Devletin, maden işletme faaliyetlerinin her bakımdan geri dönülmez bir biçimde verdiği zararlardan dolayı bu tür ihalelerin açılmaması, açılanların da iptal edilmesi gerekir. Sadece yaşamsal zorunluluğumuz olan ihtiyaçlara yönelik olarak işletilmesine izin verilmesi düşünülebilir ancak bunların da çevreye en az zarar verecek şekilde ve mümkün olduğunca kayalık arazide açılması, yeşil örtünün en az olduğu ve yerleşim alanlarından uzak bölgelerde olması gerekmektedir. Bizlerin de bu madenlerde çıkan değerli denilen ürünlere (altın, gümüş, elmas vs) karşı talebimizin olmaması gerekiyor. Maden işletmeciliğine karşı çoğunlukla yerel düzeyde verilen mücadeleleri ülke geneline yaymak, toplumsallaştırmak ve ortak bir mücadeleye dönüştürmek daha etkili ve sonuç alıcı olabilir. Bu nedenle yakın hissettiğimiz ya da faaliyetlerine katıldığımız parti, dernek, Sivil Toplum Kuruluşu (STK) gibi yapılardan bu konuda duyarlı olmalarını ve doğabilecek zararlara karşı karşı gündem oluşturmalarını istemeliyiz.

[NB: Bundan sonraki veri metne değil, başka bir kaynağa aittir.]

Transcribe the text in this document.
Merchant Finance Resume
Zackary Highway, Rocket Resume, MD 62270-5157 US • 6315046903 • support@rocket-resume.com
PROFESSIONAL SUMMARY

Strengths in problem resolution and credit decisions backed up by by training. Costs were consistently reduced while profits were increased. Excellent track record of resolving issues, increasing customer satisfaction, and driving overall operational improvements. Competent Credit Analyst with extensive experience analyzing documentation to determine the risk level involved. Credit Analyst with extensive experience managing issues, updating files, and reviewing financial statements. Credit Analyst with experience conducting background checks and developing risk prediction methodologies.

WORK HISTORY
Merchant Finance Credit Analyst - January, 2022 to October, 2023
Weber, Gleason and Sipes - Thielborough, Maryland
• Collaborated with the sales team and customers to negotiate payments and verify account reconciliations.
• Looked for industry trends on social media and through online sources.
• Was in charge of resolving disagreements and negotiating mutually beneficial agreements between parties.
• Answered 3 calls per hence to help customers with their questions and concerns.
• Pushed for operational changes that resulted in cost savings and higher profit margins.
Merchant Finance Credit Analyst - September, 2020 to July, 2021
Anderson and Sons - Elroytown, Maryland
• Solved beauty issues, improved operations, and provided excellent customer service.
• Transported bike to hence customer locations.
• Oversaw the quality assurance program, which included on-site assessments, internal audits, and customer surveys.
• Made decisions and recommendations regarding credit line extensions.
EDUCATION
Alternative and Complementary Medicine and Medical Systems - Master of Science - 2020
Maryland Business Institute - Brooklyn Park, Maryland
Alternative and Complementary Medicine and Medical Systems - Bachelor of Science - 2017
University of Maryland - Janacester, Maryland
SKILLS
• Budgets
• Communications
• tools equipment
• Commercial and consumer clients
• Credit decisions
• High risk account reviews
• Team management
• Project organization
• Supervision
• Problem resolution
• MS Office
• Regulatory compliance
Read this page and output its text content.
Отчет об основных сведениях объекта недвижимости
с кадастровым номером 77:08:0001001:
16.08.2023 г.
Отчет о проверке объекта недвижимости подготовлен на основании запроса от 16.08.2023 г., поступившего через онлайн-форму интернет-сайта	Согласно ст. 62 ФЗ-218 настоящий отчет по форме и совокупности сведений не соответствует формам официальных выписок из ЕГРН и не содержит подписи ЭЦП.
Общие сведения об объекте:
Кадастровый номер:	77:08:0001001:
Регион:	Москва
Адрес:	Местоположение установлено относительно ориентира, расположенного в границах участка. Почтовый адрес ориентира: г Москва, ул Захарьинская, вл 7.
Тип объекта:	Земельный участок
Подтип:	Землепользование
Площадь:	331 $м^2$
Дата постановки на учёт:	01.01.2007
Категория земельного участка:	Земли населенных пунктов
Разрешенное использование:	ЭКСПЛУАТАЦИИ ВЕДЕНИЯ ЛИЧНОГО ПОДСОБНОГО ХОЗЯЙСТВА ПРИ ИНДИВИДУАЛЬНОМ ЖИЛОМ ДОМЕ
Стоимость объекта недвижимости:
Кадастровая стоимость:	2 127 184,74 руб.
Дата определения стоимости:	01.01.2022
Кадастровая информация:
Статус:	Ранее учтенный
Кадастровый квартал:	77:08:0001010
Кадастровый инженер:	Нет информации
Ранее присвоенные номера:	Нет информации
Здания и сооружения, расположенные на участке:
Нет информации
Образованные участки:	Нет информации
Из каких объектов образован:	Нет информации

Zaten yine insan kaynaklı olan iklim değişiminin orman yangınlarına hız kazandırdığı günümüzde, bir de maden ocaklarının açılarak ormanlarımızın kaybolma süreçlerini daha da hızlandırmayalım.
Hatay bölgesinde bu ay hepimizi üzen büyük çaplı orman yangınları oldu. Yanan bölgeyi maden arama çalışmalarıyla ilişkilendirilip rant için yakıldığı yönünde de iddialar mevcut. Bu konunun da araştırılarak yakın takipçisi olmamız ve yanan alanların yeniden yeşillendirilmesi için baskı yapmamız gerekir.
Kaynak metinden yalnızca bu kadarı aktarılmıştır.